Three New York City museums have just unveiled a massive undertaking: one huge exhibit surveying the art of the Caribbean and its diaspora from the dawn of the Haitian Revolution in 1791 to the present day.
The Caribbean region includes over two dozen countries where English, Spanish, Dutch, and French, plus a host of regional languages and dialects are spoken The scale and scope of the exhibit reflects this diversity. Some 500 paintings, sculptures, drawings, photographs, and multimedia projects by over 350 artists pack the walls and floors of all three venues.
At El Museo, the famous portrait of Alexander Hamilton by John Trumbull, the one that served as the basis of Hamilton’s image on the ten-dollar bill, hangs one room away from a swirling abstract oil painting by Aruban artist Toton Quandt (pictured below) which is next to a video of an installation in the Caribbean.
“Embracing it all was a huge challenge,” said Tom Finkelpearl, the Executive Director of the Queens Museum of Art.
The eclectic nature of the exhibition reflects the nature of where these works come from. For Elvis Fuentes, the curator of special projects at El Museo and a native of Cuba, making people aware of that diversity is one of this exhibit’s central goals.
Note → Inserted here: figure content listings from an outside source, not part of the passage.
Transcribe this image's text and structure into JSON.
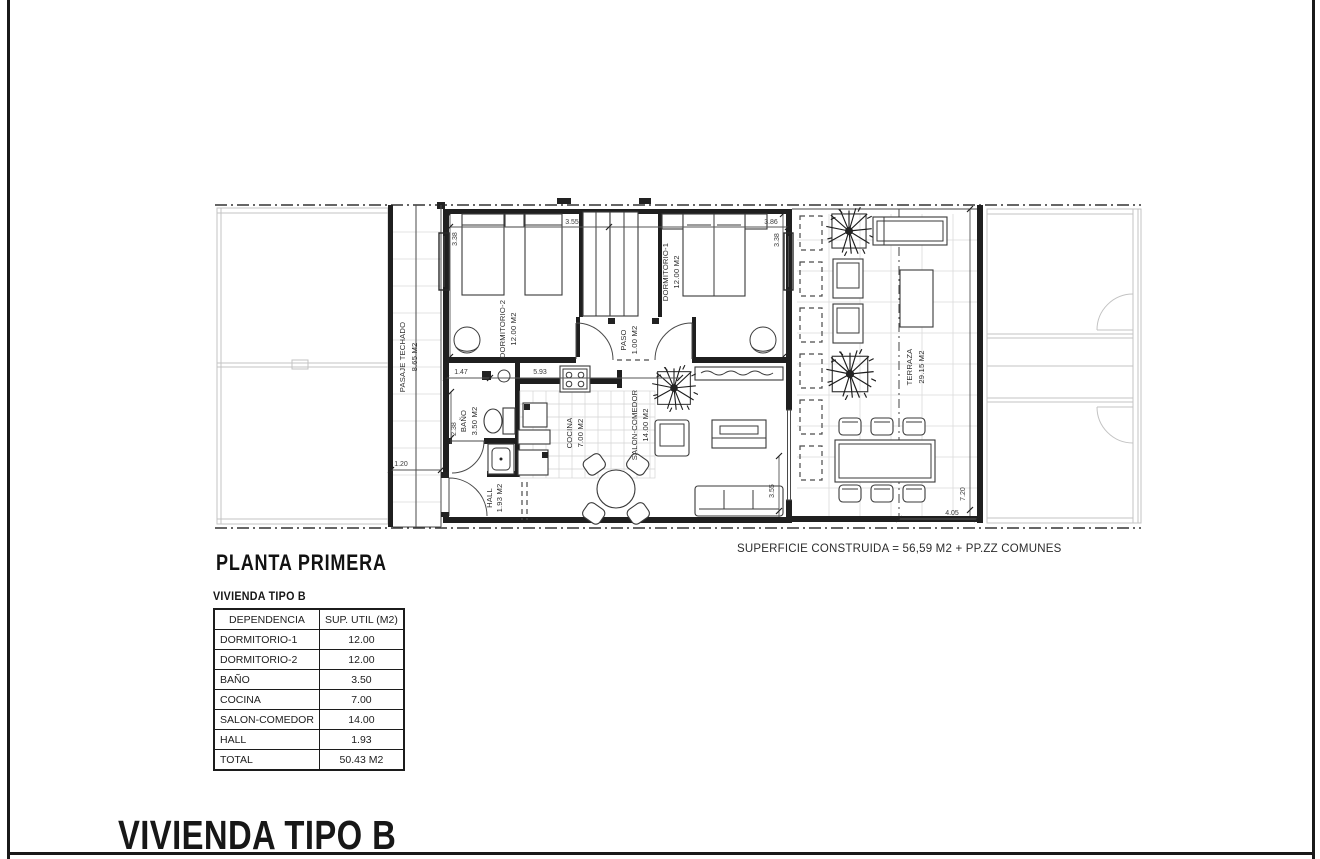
{
  "title_block": {
    "plan_title": "PLANTA PRIMERA",
    "type_heading": "VIVIENDA TIPO B",
    "footer_title": "VIVIENDA TIPO B",
    "superficie_note": "SUPERFICIE CONSTRUIDA = 56,59 M2 + PP.ZZ COMUNES"
  },
  "plan": {
    "rooms": [
      {
        "name": "PASAJE TECHADO",
        "area": "8.65 M2"
      },
      {
        "name": "DORMITORIO-2",
        "area": "12.00 M2"
      },
      {
        "name": "PASO",
        "area": "1.00 M2"
      },
      {
        "name": "DORMITORIO-1",
        "area": "12.00 M2"
      },
      {
        "name": "BAÑO",
        "area": "3.50 M2"
      },
      {
        "name": "COCINA",
        "area": "7.00 M2"
      },
      {
        "name": "SALON-COMEDOR",
        "area": "14.00 M2"
      },
      {
        "name": "HALL",
        "area": "1.93 M2"
      },
      {
        "name": "TERRAZA",
        "area": "29.15 M2"
      }
    ],
    "dims": {
      "left338": "3.38",
      "top355": "3.55",
      "top386": "3.86",
      "right338": "3.38",
      "w147": "1.47",
      "w593": "5.93",
      "w120": "1.20",
      "h238": "2.38",
      "h355": "3.55",
      "w405": "4.05",
      "h720": "7.20"
    }
  },
  "table": {
    "headers": [
      "DEPENDENCIA",
      "SUP. UTIL (M2)"
    ],
    "rows": [
      [
        "DORMITORIO-1",
        "12.00"
      ],
      [
        "DORMITORIO-2",
        "12.00"
      ],
      [
        "BAÑO",
        "3.50"
      ],
      [
        "COCINA",
        "7.00"
      ],
      [
        "SALON-COMEDOR",
        "14.00"
      ],
      [
        "HALL",
        "1.93"
      ]
    ],
    "total": {
      "label": "TOTAL",
      "value": "50.43 M2"
    }
  }
}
“I think it is important that we look to the Caribbean in a more complex way, not just you know ‘palm trees and rum and coconuts,’ things like that,” he said. “So many of the political, economic and historical events throughout Europe, the Americas, even Asia, somehow impacted the region.”
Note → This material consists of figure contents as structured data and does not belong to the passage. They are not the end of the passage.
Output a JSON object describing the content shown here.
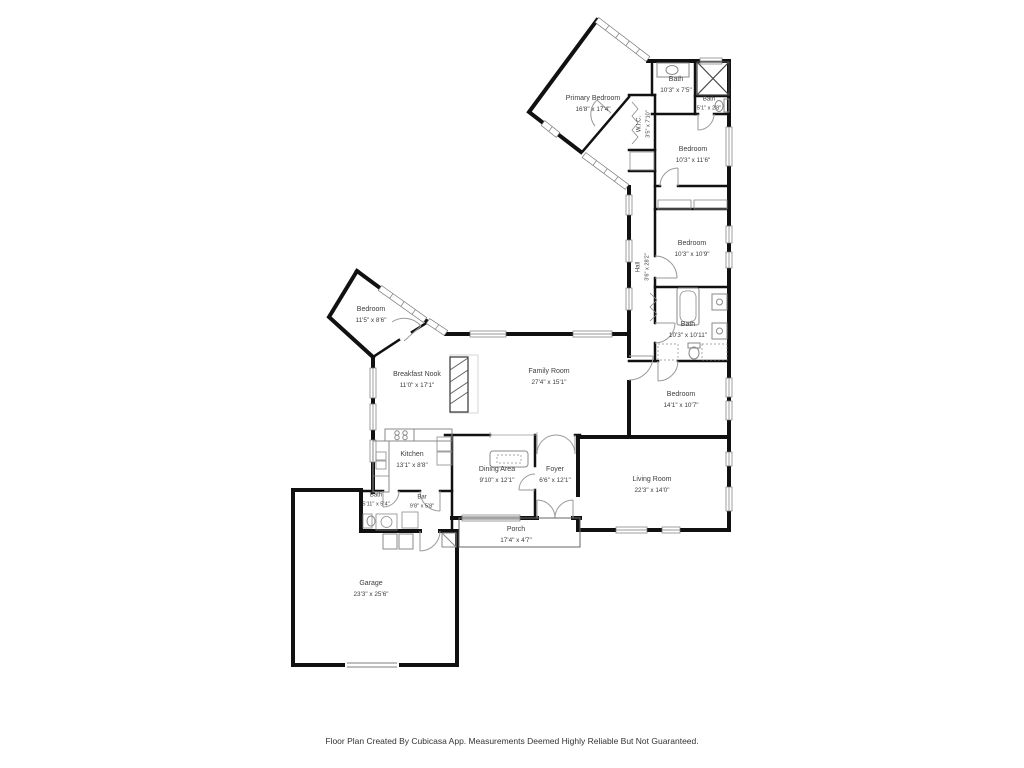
{
  "floor_plan": {
    "colors": {
      "wall": "#111111",
      "fixture": "#8a8a8a",
      "label_text": "#3d3d3d",
      "background": "#ffffff"
    },
    "rooms": [
      {
        "id": "primary-bedroom",
        "name": "Primary Bedroom",
        "dims": "16'8\" x 17'4\""
      },
      {
        "id": "bath-top",
        "name": "Bath",
        "dims": "10'3\" x 7'5\""
      },
      {
        "id": "bath-small",
        "name": "Bath",
        "dims": "5'1\" x 2'8\""
      },
      {
        "id": "wic",
        "name": "W.I.C.",
        "dims": "3'5\" x 7'10\""
      },
      {
        "id": "bedroom-ne",
        "name": "Bedroom",
        "dims": "10'3\" x 11'6\""
      },
      {
        "id": "bedroom-e",
        "name": "Bedroom",
        "dims": "10'3\" x 10'9\""
      },
      {
        "id": "hall",
        "name": "Hall",
        "dims": "3'6\" x 28'2\""
      },
      {
        "id": "bath-e",
        "name": "Bath",
        "dims": "10'3\" x 10'11\""
      },
      {
        "id": "bedroom-se",
        "name": "Bedroom",
        "dims": "14'1\" x 10'7\""
      },
      {
        "id": "bedroom-w",
        "name": "Bedroom",
        "dims": "11'5\" x 8'6\""
      },
      {
        "id": "breakfast-nook",
        "name": "Breakfast Nook",
        "dims": "11'0\" x 17'1\""
      },
      {
        "id": "family-room",
        "name": "Family Room",
        "dims": "27'4\" x 15'1\""
      },
      {
        "id": "kitchen",
        "name": "Kitchen",
        "dims": "13'1\" x 8'8\""
      },
      {
        "id": "dining-area",
        "name": "Dining Area",
        "dims": "9'10\" x 12'1\""
      },
      {
        "id": "foyer",
        "name": "Foyer",
        "dims": "6'6\" x 12'1\""
      },
      {
        "id": "bath-w",
        "name": "Bath",
        "dims": "5'11\" x 5'4\""
      },
      {
        "id": "bar",
        "name": "Bar",
        "dims": "9'8\" x 5'8\""
      },
      {
        "id": "living-room",
        "name": "Living Room",
        "dims": "22'3\" x 14'0\""
      },
      {
        "id": "porch",
        "name": "Porch",
        "dims": "17'4\" x 4'7\""
      },
      {
        "id": "garage",
        "name": "Garage",
        "dims": "23'3\" x 25'6\""
      }
    ],
    "footer": "Floor Plan Created By Cubicasa App. Measurements Deemed Highly Reliable But Not Guaranteed."
  }
}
Sprinkled throughout the exhibit are works by Caribbean artists from the United States, with names ranging from Winslow Homer to Jean-Michel Basquiat. One of the inspirations for the exhibit was a collective realization by all three museums of just how many Caribbeans live in New York City, and what a large part they played in cultural events like the Harlem Renaissance and the Civil Rights Movement.
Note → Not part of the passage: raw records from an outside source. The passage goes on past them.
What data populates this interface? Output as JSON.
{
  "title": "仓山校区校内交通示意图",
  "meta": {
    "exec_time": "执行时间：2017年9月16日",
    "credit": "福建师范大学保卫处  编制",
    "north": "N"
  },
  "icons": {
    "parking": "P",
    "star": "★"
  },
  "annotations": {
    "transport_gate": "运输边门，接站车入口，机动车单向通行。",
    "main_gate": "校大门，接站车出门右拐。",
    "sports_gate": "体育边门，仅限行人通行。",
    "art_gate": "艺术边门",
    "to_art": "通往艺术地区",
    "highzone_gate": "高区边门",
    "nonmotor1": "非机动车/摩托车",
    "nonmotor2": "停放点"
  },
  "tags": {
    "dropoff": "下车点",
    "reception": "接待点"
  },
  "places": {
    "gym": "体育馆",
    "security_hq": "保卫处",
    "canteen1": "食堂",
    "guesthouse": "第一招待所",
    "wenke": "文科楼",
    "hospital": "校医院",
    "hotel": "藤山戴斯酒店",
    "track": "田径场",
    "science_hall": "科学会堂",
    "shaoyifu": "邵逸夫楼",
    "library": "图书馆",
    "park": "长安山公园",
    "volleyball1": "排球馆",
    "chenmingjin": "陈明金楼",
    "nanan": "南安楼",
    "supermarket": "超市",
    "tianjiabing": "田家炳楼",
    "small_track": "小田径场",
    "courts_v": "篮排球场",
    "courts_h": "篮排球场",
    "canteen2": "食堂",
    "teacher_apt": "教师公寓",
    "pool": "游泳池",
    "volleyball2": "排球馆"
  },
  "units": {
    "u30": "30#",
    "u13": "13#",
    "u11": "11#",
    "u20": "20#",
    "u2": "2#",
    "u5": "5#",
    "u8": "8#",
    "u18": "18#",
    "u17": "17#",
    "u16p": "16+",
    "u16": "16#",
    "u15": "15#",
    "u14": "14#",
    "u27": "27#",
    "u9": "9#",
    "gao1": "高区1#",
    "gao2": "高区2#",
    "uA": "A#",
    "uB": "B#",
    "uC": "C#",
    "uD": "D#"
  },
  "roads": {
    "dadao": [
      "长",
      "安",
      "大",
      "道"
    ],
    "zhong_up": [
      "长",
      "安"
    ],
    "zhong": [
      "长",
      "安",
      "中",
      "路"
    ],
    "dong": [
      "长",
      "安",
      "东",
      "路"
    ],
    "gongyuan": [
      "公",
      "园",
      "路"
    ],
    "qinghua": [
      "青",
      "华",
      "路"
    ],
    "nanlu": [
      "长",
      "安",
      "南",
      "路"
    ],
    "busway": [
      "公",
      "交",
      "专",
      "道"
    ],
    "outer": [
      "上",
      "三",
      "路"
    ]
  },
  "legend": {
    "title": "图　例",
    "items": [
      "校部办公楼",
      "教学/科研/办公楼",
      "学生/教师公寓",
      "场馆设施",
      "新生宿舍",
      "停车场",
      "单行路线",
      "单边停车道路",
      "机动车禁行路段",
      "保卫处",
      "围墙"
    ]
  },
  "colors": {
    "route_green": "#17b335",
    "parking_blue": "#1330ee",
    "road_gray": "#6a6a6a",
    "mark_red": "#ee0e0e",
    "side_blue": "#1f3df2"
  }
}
According to Census figures, there are over a million immigrants from Hispanic and non-Hispanic Caribbean countries living in New York City. Fuentes says many other New Yorkers have economic, historic, or touristic connections to the region.
“A third of the population of New York has, somehow, a link to the Caribbean,” Fuentes said. “We wanted to highlight that.”
To help sort the immense amount of material, the exhibit is split into six themes, with each museum hosting two of them.
El Museo hosts the themes “Counterpoints” and “Patriot Acts,” which deal with economics and the cultural identity, respectively. At the Queens Museum of Art, “Fluid Motions” explores water and its impact on the region and “Kingdoms of This World” takes on the many subdivisions of race and religion in the Caribbean. The Studio Museum hosts “Shades of History,” an examination of race, and “Land of the Outlaw” deals with the Caribbean’s reputation as a haven for illicit activity.
“We didn’t want to have, you know, all the historical things, then the more modern and contemporary things, like that,” said Fuentes. “So, we really decided to focus on themes that somehow were also responsive to the mission of each institution.”
Seeing so many disparate pieces of art, coming from so many different styles and aesthetics, can be jarring. But for Fuentes, the assembly of many disparate elements is the whole point. He told Fi2W that the Caribbean is an example of the triumph of multiculturalism. With the wave of anti-immigrant fervor running through the United States and much of Europe, he hopes the exhibit will remind New Yorkers that Caribbeans and Americans share a common endeavor, the quest to form a diverse yet cohesive society from disparate elements.
“We are all on this side of the world. We are trying a new world, because obviously what was done there, it was not totally successful, and we are trying to do things better,” Fuentes said.